The problem is that Cisco's latest numerical outpouring may be urging the industry to climb the dreaded Peak of Inflated Expectations. Just sayin'.
So hype or what? After all, Cisco has form on big number-itis - in fact it recently downgraded its projections on data growth across the Internet. Might it not be getting over-excited again?
Cisco's own definition of the 'Internet of Everything' wraps up the current Internet and all its doings (mobile and video) along with the emerging Internet of Things to come up with huge numbers of dollar worth. All this connectedness, says Cisco, will result in a boost to corporate profits of 21 per cent by 2022, thus ker-chinging $14.4 trillion into the corporate world.
But how can a ten year projection on as yet vague applications and services be trusted to mean anything at all? Too many variables operating across too long a time-span, surely?
It's all carefully done using a bottom-up methodology, claimed the networking giant. The presentation given this week itemised where Cisco expects the value to turn up. According to Fredrick Paul at Read/Write Enterprise it was broken down thus:
- $2.5 trillion in better asset utilisation
- $2.5 trillion in employee productivity
- $2.7 in supply chain logistics
- $3.7 trillion in better customer experience.
- $3 trillion in enabling new innovations.
In fact, Cisco's Internet of Everything wraps together all the big IT/networking trends, such as big data, mobile and cloud as well as the impact of connected devices.

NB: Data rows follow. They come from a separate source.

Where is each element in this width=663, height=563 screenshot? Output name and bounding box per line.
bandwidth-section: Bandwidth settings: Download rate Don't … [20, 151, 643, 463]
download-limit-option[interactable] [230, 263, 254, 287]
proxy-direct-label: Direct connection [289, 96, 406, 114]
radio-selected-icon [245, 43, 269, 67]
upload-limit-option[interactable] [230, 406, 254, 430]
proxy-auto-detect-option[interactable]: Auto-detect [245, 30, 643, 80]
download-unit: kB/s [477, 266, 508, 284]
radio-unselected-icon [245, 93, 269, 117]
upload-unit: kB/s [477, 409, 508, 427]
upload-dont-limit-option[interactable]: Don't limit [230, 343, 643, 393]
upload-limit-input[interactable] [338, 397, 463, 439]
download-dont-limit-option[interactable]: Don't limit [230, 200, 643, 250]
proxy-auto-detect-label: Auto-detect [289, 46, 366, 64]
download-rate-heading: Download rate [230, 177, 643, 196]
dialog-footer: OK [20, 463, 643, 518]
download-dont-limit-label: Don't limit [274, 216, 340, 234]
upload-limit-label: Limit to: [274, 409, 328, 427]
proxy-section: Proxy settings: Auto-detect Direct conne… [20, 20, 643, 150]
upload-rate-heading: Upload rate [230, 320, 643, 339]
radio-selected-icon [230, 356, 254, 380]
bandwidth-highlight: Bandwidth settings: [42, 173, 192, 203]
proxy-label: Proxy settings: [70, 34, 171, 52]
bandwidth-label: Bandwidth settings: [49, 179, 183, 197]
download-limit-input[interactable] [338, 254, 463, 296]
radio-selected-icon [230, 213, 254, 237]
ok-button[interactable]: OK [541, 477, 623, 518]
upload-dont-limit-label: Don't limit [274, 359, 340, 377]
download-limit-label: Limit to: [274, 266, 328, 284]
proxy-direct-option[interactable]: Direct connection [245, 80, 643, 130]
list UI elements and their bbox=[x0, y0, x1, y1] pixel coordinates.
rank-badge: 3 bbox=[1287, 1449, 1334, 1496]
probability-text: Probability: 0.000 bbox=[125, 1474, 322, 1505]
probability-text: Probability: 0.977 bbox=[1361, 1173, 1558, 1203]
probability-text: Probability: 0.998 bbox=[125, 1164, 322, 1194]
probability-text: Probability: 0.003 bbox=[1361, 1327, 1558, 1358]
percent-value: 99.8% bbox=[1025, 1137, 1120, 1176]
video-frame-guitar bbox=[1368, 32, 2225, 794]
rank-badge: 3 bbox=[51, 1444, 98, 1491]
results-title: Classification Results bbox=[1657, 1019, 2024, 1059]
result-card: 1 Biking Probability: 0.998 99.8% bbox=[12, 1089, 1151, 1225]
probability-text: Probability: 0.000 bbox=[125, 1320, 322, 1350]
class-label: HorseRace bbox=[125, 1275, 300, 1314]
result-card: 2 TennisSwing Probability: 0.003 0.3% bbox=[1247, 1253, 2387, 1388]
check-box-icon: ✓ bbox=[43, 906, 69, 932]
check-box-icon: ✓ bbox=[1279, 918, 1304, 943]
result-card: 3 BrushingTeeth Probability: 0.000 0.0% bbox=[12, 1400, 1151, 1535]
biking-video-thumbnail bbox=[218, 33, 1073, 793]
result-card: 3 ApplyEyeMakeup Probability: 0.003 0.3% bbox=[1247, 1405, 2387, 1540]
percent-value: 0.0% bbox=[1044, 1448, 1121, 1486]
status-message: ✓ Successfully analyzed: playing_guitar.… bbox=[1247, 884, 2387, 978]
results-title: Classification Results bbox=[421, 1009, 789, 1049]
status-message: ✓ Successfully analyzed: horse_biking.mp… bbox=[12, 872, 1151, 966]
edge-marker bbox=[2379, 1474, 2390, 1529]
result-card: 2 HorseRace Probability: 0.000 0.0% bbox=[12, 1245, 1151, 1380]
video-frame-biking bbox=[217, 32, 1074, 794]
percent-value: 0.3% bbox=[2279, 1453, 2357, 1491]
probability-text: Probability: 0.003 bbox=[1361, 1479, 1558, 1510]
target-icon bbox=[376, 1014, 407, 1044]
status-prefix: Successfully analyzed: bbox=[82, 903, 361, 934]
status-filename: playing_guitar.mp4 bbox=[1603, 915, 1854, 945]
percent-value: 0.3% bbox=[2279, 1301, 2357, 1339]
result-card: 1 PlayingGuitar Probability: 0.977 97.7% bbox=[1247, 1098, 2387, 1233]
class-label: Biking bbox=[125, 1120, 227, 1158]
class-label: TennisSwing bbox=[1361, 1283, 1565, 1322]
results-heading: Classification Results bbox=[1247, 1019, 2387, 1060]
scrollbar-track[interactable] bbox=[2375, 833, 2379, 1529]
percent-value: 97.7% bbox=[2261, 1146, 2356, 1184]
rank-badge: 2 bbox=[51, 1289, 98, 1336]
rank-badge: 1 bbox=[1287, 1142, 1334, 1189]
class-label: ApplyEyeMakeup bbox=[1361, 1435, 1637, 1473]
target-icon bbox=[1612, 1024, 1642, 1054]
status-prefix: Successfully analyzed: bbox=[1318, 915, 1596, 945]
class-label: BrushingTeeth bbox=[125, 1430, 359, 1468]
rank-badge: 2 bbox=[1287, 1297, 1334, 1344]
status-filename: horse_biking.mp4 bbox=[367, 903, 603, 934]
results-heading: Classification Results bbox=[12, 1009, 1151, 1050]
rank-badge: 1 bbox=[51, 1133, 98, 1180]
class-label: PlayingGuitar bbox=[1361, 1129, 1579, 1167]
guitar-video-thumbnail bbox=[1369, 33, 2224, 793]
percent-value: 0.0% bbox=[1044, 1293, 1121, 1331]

What you end up with are applications that rely on a combination of all these bits of the jigsaw puzzle falling into place to create new ways to do things at greater scale and at less cost. M2M technology is therefore often seen as a key enabler, but seldom the sole, or even leading, source of value.
With this in mind $14.4 (why the .4?) trillion might be a reasonable stab at a highly diffuse and distant boost to corporate performance. Just don't get over-excited by it now, because in 10 years time we'll be having such fun with our jetpacks we won't even notice.